Our Science Projects

In Autumn 21, we were awarded the ‘Primary Science Quality Mark’ in recognition of our school’s commitment of endeavour to achieve high quality science teaching and learning throughout the school.  Feedback received noted that our vision ‘Excite, Challenge and Question – Loving Science for life’ was evident throughout the whole submission, with children benefitting from a variety of teaching strategies, including exploratory learning and a huge amount of enrichment activities that had been planned over the year, despite the challenges we faced with Covid. Well done to everybody at Grimley, both children and staff, for being a huge part of our success story.

From Autumn 21, we joined together with 5 other local primaries and 4 local secondary schools to form an Ogden Trust Partnership.  This partnership, funded by the Ogden Trust, helps to support all teachers to improve the quality of physics teaching in our schools through quality CPD, additional resources and support from experts and the within the partnership.  Working with the Ogden Trust partnership we intend to raise the profile of physics in our schools and bring families back into the classroom, when the time is right, after the restrictions we all faced with Covid.  We also intend to use the partnership to help the children transition between phases.

In Autumn 21 we received a Grant from the Royal Society to help us investigate what levels of biodiversity we can sample and identify in and around our school grounds?  We are working with an expert team of STEM Ambassadors and experts in the field of ecology to help us throughout the year map and survey the land parcel adjacent to our school.  We will use this baseline survey to help us in the future try to increase the richness of the land’s biodiversity.  Some of the sampling methods will include the children looking for visual signs, using camera traps, and footprint tunnels and they will also learn from the experts from a local bird and bat group. 

The initial part of the project involves:

  • Developing a method for valuing the habitats and species found and use this to survey the land parcel and award a numerical value for its biodiversity. This will provide a means for measuring any improvement resulting from further initiatives that we will implement.
  • With the support of the local Bat Group, undertake fixed and mobile monitoring to survey and identify bat species in our area and analyse the data collected.
  • Survey and identify mammals using visual observations of signs, camera traps, footprint tunnels and small mammal live trappings.
  • Identify and survey bird species using ID books, binoculars and a parabolic microphone. With support from the local ringing group, we will hold bird ringing demonstrations and monitor bird boxes with the aim of ringing the chicks.
  • We will carry out a variety of secondary research and use expert ecologists, to identify what makes the site attractive to wildlife and investigate ways this can be improved further. We will regularly monitor the site and apply our habitat valuation scale to evaluate the impact of any of our actions on increasing biodiversity in our site for example through creating insect hotels, bird nest boxes, hedgehog houses and log piles for amphibians.

 

The second part of the project involves stewardship, maintenance and increasing the accessibility of the work within community projects and the primary curriculum.

This will involve:

  • Accessibility, walkways and storage/waste facilities: matched funding will be sought and arranged through the school council and Mantle of the Expert projects so that children can drive the ethos and environmental concerns that define and purpose of the site, with a view of education in environmental stewardship
  • Development of hides and covered zones for observation. Storage, waste and viewing facilities will be constructed to ensure seasonal access. In addition, a minimal system of access paths will be constructed, developed from complimentary and environmentally appropriate materials
  • Comparison of local landuse practices with the relatively untouched areas around school. Children will be able to assess farming practices, aggregate extraction, land reclamation and forestry practices in the locale as a means of assessing human impact on our local landscape

Each year, a group of children will complete environmental recording in order to assess the impact and success of a variety of human and natural processes on the landscape- this will provide a legacy of information for subsequent classes, at Grimley, surrounding schools and the local community.

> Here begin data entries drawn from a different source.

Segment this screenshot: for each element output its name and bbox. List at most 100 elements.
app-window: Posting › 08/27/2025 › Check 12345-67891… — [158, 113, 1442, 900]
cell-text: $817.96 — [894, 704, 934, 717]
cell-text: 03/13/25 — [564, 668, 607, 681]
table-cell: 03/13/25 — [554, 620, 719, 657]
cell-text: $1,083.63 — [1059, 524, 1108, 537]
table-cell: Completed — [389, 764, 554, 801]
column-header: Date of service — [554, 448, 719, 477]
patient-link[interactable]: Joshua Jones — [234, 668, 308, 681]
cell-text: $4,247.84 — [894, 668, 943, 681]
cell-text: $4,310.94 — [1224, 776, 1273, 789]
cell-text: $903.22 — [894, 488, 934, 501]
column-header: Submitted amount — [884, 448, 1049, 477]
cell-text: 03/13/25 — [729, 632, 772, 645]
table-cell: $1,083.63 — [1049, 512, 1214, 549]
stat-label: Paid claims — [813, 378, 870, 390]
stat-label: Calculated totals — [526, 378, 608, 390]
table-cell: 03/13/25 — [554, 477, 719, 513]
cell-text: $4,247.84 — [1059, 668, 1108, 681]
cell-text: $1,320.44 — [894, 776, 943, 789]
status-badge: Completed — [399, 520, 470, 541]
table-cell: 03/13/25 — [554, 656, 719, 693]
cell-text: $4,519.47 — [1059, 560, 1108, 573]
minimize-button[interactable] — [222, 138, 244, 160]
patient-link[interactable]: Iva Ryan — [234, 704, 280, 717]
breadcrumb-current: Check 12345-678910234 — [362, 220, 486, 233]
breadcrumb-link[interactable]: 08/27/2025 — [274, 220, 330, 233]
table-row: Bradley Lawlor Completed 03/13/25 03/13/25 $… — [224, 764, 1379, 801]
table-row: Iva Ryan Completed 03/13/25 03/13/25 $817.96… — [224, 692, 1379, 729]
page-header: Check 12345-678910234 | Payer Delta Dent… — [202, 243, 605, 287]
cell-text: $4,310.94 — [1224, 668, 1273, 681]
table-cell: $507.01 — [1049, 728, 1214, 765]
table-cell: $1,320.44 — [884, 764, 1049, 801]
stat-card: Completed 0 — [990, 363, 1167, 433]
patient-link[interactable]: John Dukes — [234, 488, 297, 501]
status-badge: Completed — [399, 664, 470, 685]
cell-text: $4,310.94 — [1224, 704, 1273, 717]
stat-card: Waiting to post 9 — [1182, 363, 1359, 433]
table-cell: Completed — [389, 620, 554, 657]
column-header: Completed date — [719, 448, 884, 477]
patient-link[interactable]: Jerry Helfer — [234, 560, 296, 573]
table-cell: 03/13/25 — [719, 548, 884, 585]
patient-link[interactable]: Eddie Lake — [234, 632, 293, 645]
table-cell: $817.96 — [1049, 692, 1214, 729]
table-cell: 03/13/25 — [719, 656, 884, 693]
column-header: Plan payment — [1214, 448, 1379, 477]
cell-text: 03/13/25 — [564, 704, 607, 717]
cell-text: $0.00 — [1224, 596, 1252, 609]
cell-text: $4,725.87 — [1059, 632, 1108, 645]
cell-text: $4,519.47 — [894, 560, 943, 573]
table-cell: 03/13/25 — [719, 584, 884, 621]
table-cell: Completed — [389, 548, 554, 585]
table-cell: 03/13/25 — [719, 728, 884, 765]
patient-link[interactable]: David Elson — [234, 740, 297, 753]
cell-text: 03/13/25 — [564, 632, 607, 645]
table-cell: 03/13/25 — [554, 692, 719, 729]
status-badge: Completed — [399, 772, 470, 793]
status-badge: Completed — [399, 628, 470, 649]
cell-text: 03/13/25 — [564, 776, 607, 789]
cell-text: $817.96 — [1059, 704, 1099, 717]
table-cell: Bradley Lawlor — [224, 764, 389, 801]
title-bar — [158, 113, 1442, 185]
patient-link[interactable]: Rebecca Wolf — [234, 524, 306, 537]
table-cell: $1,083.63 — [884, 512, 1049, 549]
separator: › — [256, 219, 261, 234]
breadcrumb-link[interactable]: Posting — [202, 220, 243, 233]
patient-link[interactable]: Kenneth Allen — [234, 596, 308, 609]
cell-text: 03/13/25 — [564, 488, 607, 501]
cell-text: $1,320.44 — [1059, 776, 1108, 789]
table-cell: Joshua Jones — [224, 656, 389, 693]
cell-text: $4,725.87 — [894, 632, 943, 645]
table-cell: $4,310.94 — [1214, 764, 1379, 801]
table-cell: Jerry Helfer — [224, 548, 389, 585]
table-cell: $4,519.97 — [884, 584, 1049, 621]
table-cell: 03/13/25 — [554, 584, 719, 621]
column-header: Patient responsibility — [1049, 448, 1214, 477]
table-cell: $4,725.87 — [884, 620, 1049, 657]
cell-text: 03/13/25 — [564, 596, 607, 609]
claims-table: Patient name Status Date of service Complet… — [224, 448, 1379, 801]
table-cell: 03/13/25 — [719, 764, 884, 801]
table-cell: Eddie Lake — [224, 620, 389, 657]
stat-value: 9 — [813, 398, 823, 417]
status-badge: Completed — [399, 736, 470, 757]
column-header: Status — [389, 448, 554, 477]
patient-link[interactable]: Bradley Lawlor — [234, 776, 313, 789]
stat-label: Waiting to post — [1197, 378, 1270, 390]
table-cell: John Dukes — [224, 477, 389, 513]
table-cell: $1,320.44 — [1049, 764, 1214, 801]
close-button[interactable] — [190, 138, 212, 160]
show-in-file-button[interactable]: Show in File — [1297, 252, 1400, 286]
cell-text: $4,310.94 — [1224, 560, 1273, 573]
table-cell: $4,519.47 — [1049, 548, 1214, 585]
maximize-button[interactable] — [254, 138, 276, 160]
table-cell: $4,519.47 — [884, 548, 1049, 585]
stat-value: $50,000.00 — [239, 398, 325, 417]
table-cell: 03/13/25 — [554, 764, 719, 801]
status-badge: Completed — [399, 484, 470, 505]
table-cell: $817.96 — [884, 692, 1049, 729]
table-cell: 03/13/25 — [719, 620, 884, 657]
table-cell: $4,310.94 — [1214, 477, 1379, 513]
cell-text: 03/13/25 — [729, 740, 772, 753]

The school is in its second year of taking part in ‘Farmer Time’.  This is an excellent initiative which brings farming into the classrooms and children get a fortnightly session with a farmer to ask questions and learn about and understand the work of a farmer.  This year we have been linked with Farmer Lorna, who is a dairy farmer from Devon.  The children really enjoy these sessions and are learning so much about dairy farming as she answers the children’s questions.